Vorschlag aus Osteuropa: Wer weniger Flüchtlinge aufnimmt, könnte mehr für den gemeinsamen Grenzschutz tun.

Aber auch nach Bratislava bleibt es vorläufig beim EU-Dauerstreit über die Bewältigung der Migrantenkrise: Die vier osteuropäischen Staaten Ungarn, Slowakei, Tschechien und Polen lehnen die eigentlich schon beschlossene Umverteilung von Migranten weiterhin ab. Als Kompromiss schlugen die vier sogenannten Visegrad-Staaten jetzt gemeinsam ein Konzept namens „flexible Solidarität” vor: Wer weniger Migranten aufnimmt, könnte demnach mehr für den gemeinsamen Grenzschutz tun. Optimistische Beobachter meinen darum, dass in der Frage die Fronten aufweichen. Eine Lösung wird aber frühestens Ende des Jahres erwartet.

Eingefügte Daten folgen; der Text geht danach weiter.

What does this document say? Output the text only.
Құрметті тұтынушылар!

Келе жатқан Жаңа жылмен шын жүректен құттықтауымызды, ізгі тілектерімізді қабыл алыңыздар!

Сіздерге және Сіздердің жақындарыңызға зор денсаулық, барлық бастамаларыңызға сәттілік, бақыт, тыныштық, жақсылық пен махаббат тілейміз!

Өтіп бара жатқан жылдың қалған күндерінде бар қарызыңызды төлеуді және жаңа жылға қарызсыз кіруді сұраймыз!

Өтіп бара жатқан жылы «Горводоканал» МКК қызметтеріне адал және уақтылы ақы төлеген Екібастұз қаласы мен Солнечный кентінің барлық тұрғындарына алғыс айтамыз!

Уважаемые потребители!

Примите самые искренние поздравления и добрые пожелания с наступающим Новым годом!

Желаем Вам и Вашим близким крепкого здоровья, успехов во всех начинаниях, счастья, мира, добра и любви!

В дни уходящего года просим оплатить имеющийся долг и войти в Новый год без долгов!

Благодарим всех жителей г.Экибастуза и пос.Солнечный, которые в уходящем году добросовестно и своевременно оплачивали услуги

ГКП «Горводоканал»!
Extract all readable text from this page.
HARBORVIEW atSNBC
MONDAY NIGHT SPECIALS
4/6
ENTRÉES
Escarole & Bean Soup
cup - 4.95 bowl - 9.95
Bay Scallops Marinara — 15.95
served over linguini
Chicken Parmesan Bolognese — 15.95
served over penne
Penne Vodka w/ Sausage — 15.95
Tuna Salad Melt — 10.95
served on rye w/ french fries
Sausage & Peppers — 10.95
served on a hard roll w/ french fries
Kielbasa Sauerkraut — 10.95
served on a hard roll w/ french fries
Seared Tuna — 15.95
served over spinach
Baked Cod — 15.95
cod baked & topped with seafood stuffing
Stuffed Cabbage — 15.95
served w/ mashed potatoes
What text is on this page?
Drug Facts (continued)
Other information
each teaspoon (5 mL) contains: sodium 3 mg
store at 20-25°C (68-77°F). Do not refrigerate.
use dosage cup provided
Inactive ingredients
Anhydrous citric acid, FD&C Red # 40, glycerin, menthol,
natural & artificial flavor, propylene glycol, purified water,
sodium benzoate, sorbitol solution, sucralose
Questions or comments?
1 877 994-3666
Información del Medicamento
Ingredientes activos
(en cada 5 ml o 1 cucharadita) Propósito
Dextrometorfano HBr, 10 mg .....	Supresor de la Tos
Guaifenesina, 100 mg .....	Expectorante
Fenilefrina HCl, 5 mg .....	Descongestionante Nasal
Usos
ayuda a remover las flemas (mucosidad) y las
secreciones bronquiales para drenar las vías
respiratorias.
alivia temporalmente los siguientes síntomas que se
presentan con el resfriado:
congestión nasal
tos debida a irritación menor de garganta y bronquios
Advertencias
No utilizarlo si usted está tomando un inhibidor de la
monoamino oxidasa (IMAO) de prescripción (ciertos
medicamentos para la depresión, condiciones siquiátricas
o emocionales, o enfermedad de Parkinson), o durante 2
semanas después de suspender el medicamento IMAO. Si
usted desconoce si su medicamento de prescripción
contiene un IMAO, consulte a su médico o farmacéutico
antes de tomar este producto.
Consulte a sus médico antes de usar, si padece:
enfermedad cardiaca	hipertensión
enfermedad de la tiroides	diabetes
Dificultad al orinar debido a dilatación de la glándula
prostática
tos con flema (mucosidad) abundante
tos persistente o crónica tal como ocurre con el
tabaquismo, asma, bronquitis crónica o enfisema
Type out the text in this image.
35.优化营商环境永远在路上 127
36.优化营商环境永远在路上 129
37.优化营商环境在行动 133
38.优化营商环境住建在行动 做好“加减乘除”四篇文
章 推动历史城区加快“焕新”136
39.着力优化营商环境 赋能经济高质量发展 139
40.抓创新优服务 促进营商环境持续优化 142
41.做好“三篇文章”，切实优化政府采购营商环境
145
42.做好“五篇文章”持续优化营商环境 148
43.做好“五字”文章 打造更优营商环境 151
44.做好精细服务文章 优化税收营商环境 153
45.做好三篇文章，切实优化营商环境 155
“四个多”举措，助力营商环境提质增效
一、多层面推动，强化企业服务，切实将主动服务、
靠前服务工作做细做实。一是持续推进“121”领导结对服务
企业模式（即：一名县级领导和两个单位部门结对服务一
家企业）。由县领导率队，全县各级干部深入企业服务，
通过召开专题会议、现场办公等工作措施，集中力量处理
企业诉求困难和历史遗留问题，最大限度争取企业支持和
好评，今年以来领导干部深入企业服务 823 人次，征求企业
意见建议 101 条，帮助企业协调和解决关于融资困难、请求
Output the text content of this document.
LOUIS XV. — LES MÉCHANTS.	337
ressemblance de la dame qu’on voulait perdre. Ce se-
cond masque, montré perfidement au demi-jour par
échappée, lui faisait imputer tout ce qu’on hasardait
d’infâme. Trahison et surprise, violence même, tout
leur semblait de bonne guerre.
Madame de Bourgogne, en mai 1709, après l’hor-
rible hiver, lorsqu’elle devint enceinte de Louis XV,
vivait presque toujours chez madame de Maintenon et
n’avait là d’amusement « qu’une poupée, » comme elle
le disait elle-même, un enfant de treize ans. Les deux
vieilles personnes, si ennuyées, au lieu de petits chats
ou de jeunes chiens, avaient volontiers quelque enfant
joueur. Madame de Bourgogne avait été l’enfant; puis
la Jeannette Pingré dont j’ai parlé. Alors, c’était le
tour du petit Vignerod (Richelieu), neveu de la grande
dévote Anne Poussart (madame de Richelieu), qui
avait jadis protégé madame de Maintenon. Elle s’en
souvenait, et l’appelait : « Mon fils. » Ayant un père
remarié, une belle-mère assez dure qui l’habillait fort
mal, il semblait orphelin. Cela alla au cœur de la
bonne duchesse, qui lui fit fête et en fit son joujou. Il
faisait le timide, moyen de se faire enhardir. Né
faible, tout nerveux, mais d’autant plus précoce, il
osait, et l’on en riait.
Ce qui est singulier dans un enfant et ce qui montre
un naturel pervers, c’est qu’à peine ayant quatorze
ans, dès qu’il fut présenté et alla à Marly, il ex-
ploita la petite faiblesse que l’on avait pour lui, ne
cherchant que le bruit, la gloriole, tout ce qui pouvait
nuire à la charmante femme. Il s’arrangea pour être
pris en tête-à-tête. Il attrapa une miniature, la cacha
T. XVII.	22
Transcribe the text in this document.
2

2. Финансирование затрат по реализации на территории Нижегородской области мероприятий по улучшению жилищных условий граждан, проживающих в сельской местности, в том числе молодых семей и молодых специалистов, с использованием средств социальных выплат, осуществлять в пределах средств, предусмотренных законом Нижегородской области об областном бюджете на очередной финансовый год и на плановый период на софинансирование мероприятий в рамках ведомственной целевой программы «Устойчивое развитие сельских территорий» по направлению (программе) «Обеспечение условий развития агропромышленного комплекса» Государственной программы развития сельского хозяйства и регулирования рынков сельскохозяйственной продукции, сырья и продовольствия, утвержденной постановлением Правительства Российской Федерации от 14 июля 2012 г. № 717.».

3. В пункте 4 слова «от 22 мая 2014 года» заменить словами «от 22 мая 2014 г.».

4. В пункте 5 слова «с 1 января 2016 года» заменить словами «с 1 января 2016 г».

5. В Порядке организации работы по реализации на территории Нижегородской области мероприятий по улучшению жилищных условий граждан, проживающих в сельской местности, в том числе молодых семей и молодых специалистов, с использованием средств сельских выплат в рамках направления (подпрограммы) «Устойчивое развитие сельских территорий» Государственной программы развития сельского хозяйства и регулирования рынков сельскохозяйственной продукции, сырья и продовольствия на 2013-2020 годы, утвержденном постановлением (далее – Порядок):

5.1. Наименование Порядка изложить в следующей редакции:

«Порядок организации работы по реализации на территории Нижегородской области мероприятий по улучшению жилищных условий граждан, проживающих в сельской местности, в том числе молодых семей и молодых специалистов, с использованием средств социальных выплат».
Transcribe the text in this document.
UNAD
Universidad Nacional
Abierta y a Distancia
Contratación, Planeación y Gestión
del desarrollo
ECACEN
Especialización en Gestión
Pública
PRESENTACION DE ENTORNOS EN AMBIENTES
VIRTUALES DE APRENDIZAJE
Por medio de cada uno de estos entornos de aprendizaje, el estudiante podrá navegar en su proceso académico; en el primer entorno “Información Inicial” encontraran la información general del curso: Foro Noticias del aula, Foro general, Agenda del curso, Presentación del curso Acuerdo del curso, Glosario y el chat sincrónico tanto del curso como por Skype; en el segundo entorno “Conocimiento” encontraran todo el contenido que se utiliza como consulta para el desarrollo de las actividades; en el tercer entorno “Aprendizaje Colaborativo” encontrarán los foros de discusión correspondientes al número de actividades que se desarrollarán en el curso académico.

Stärkung der europäischen Verteidigung

Bundeskanzlerin Angela Merkel hatte schon zum Auftakt gesagt: „Es geht darum, durch Taten zu zeigen, dass wir besser werden können.”  Nach dem Treffen betonte sie mit Blick auf die anstehenden Wahlen: „Die Wählerinnen und Wähler erwarten von uns Resultate.“ Bratislava sei ein wichtiger Schritt. „Aber eben nur ein Schritt auf einem längeren Weg.” Sie nannte neben den Themen innere und äußere Sicherheit und Bekämpfung von Terrorismus auch die Zusammenarbeit der Europäer bei der Verteidigung. Für die Schaffung von Arbeitsplätzen setzt sie vor allem auf den digitalen Binnenmarkt. Frankreichs Präsident Hollande äußerte sich ähnlich. Er betonte zudem die Stärkung der europäischen Verteidigung. Derzeit sei Frankreich besonders engagiert, doch wolle sein Land nicht alleine dastehen. Europa müsse sich notfalls auch ohne die USA selbst verteidigen können. (dpa/BK/H.M.)